Бал был увенчан самым роскошным ужином и не спрыснут, не запит, а буквально был залит шампанским всех наименований. Меня просто ужаснула такая роскошь.
После ужина амфитрион предложил гросс-фатер {118}, что и было принято с восторгом счастливыми гостями.
Гросс-фатер начался и продолжался со всей деревенской простотой до самого восхода солнца.
«Красавицы, особенно красавицы вроде героинь покойного Бальзака {119}, то есть красавицы не первой свежести, не советую вам танцевать до восхода солнечного! Власть, утвержденная при свете свечей над нашим бедным сердцем, распадается при свете солнца, и обаяние, навеянное вами в продолжение ночи, сменяется каким-то горько-неприятным чувством, похожим на пресыщение. Но вы, алчные пожирательницы бедных сердец наших, в торжестве своем и не замечаете, как близится день, и могущество ваше исчезает, как тот прозрачный туман, разостлавшийся над болотом».
Так думал я, оставляя веселый, непринужденный гросс-фатер и пробираясь между дубами к нашему лагерю (гости не помещались в зданиях: разбивалося несколько палаток в конце сада, что и означало лагерь, или, ближе, цыганский табор). Приближаясь к палаткам, блестевшим на темной зелени, я, к немалому моему удивлению, услышал песни и хохот в одной палатке. То были друзья-собутыльники, предпочитавшие мирскую суету уединению, нельзя сказать совершенному. Я кое-как прокрался в свою палатку, наскоро переменил фрак на блузу и скрылся в кустах орешника.
Я не знал, что к саду примыкает пруд, и мне показалося странным, когда густые, темные ветви орешника стали рисоваться на белом фоне.

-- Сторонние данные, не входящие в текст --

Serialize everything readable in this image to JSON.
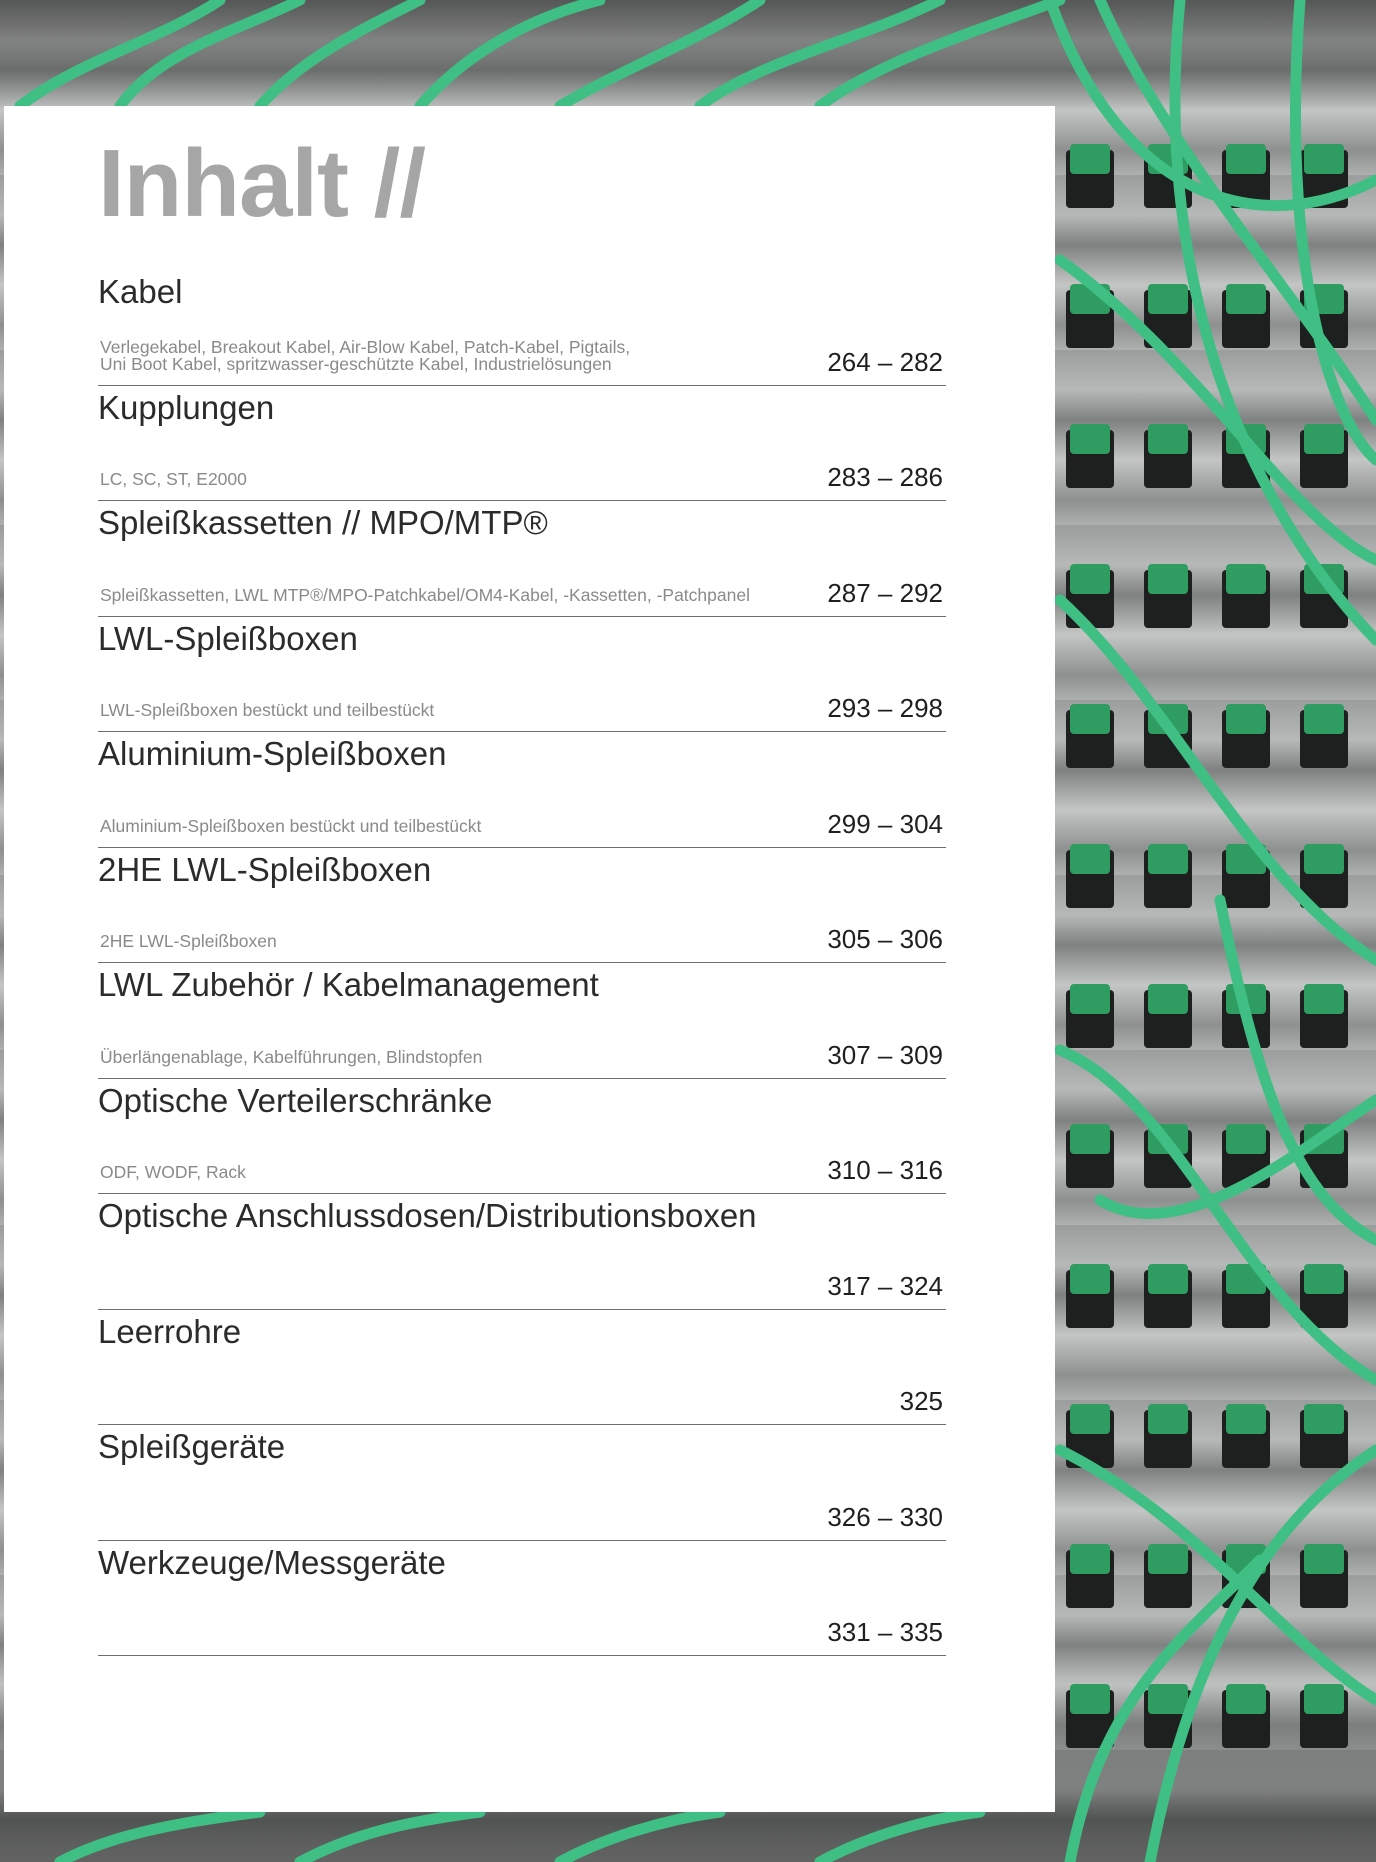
{
  "page_title": "Inhalt //",
  "toc": [
    {
      "heading": "Kabel",
      "sub": "Verlegekabel, Breakout Kabel, Air-Blow Kabel, Patch-Kabel, Pigtails,\nUni Boot Kabel, spritzwasser-geschützte Kabel, Industrielösungen",
      "pages": "264 – 282"
    },
    {
      "heading": "Kupplungen",
      "sub": "LC, SC, ST, E2000",
      "pages": "283 – 286"
    },
    {
      "heading": "Spleißkassetten // MPO/MTP®",
      "sub": "Spleißkassetten, LWL MTP®/MPO-Patchkabel/OM4-Kabel, -Kassetten, -Patchpanel",
      "pages": "287 – 292"
    },
    {
      "heading": "LWL-Spleißboxen",
      "sub": "LWL-Spleißboxen bestückt und teilbestückt",
      "pages": "293 – 298"
    },
    {
      "heading": "Aluminium-Spleißboxen",
      "sub": "Aluminium-Spleißboxen bestückt und teilbestückt",
      "pages": "299 – 304"
    },
    {
      "heading": "2HE LWL-Spleißboxen",
      "sub": "2HE LWL-Spleißboxen",
      "pages": "305 – 306"
    },
    {
      "heading": "LWL Zubehör / Kabelmanagement",
      "sub": "Überlängenablage, Kabelführungen, Blindstopfen",
      "pages": "307 – 309"
    },
    {
      "heading": "Optische Verteilerschränke",
      "sub": "ODF, WODF, Rack",
      "pages": "310 – 316"
    },
    {
      "heading": "Optische Anschlussdosen/Distributionsboxen",
      "sub": "",
      "pages": "317 – 324"
    },
    {
      "heading": "Leerrohre",
      "sub": "",
      "pages": "325"
    },
    {
      "heading": "Spleißgeräte",
      "sub": "",
      "pages": "326 – 330"
    },
    {
      "heading": "Werkzeuge/Messgeräte",
      "sub": "",
      "pages": "331 – 335"
    }
  ],
  "colors": {
    "cable_green": "#3fbf83",
    "title_gray": "#a6a6a6"
  }
}
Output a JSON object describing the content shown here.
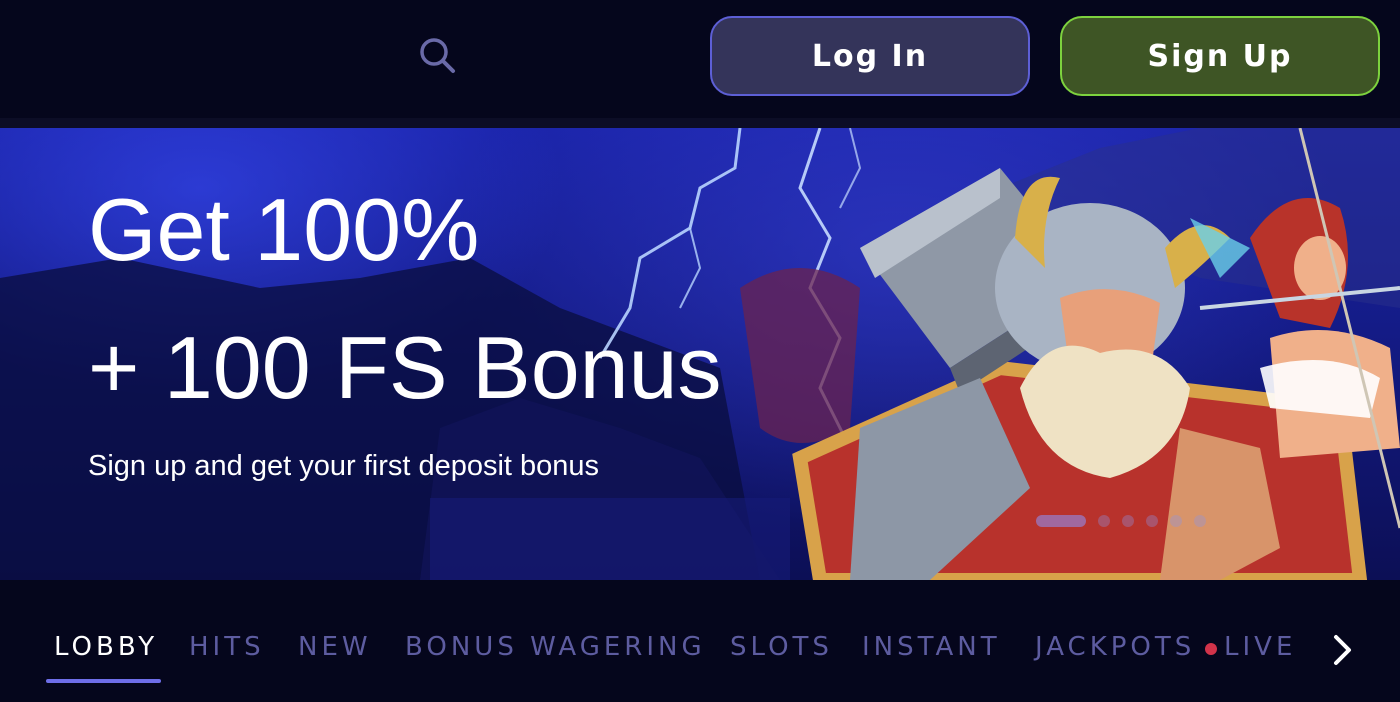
{
  "header": {
    "search_icon": "search-icon",
    "login_label": "Log In",
    "signup_label": "Sign Up"
  },
  "colors": {
    "background": "#05061c",
    "login_bg": "#34345a",
    "login_border": "#5d5fd6",
    "signup_bg": "#3e5525",
    "signup_border": "#7dd23e",
    "nav_inactive": "#5d5ca0",
    "nav_active": "#ffffff",
    "underline": "#6e6ee8",
    "live_dot": "#d2334a"
  },
  "banner": {
    "title_line1": "Get 100%",
    "title_line2": "+ 100 FS Bonus",
    "subtitle": "Sign up and get your first deposit bonus",
    "slides_total": 6,
    "active_slide": 1
  },
  "nav": {
    "items": [
      {
        "label": "LOBBY",
        "active": true
      },
      {
        "label": "HITS",
        "active": false
      },
      {
        "label": "NEW",
        "active": false
      },
      {
        "label": "BONUS WAGERING",
        "active": false
      },
      {
        "label": "SLOTS",
        "active": false
      },
      {
        "label": "INSTANT",
        "active": false
      },
      {
        "label": "JACKPOTS",
        "active": false
      },
      {
        "label": "LIVE",
        "active": false
      }
    ],
    "next_icon": "chevron-right-icon"
  }
}
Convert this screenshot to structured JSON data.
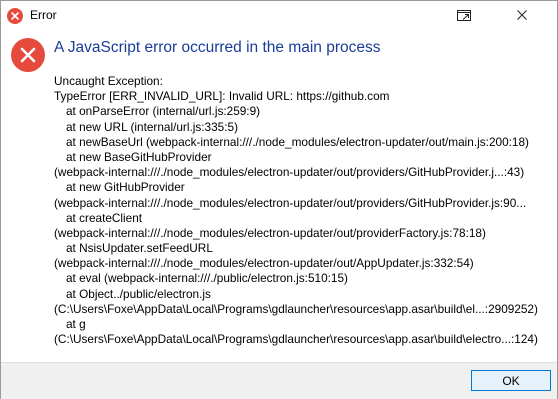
{
  "window": {
    "title": "Error",
    "accent_color": "#e64a3c"
  },
  "dialog": {
    "heading": "A JavaScript error occurred in the main process",
    "heading_color": "#1a3c99",
    "lines": [
      "Uncaught Exception:",
      "TypeError [ERR_INVALID_URL]: Invalid URL: https://github.com",
      "at onParseError (internal/url.js:259:9)",
      "at new URL (internal/url.js:335:5)",
      "at newBaseUrl (webpack-internal:///./node_modules/electron-updater/out/main.js:200:18)",
      "at new BaseGitHubProvider",
      "(webpack-internal:///./node_modules/electron-updater/out/providers/GitHubProvider.j...:43)",
      "at new GitHubProvider",
      "(webpack-internal:///./node_modules/electron-updater/out/providers/GitHubProvider.js:90...",
      "at createClient",
      "(webpack-internal:///./node_modules/electron-updater/out/providerFactory.js:78:18)",
      "at NsisUpdater.setFeedURL",
      "(webpack-internal:///./node_modules/electron-updater/out/AppUpdater.js:332:54)",
      "at eval (webpack-internal:///./public/electron.js:510:15)",
      "at Object../public/electron.js",
      "(C:\\Users\\Foxe\\AppData\\Local\\Programs\\gdlauncher\\resources\\app.asar\\build\\el...:2909252)",
      "at g",
      "(C:\\Users\\Foxe\\AppData\\Local\\Programs\\gdlauncher\\resources\\app.asar\\build\\electro...:124)"
    ]
  },
  "footer": {
    "ok_label": "OK"
  }
}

Я вышел на полянку, и мне во всей красе своей представилося озеро, осененное старыми берестами, или вязами, и живописнейшими вербами. Чудная картина! Вода не шелохнется, — совершенное зеркало, и вербы-красавицы как бы подошли к нему группами полюбоваться своими роскошными широкими ветвями. Долго я стоял на одном месте, очарованный этой дивною картиной. Мне казалося святотатством нарушить малейшим движением эту торжественную тишину святой красавицы природы.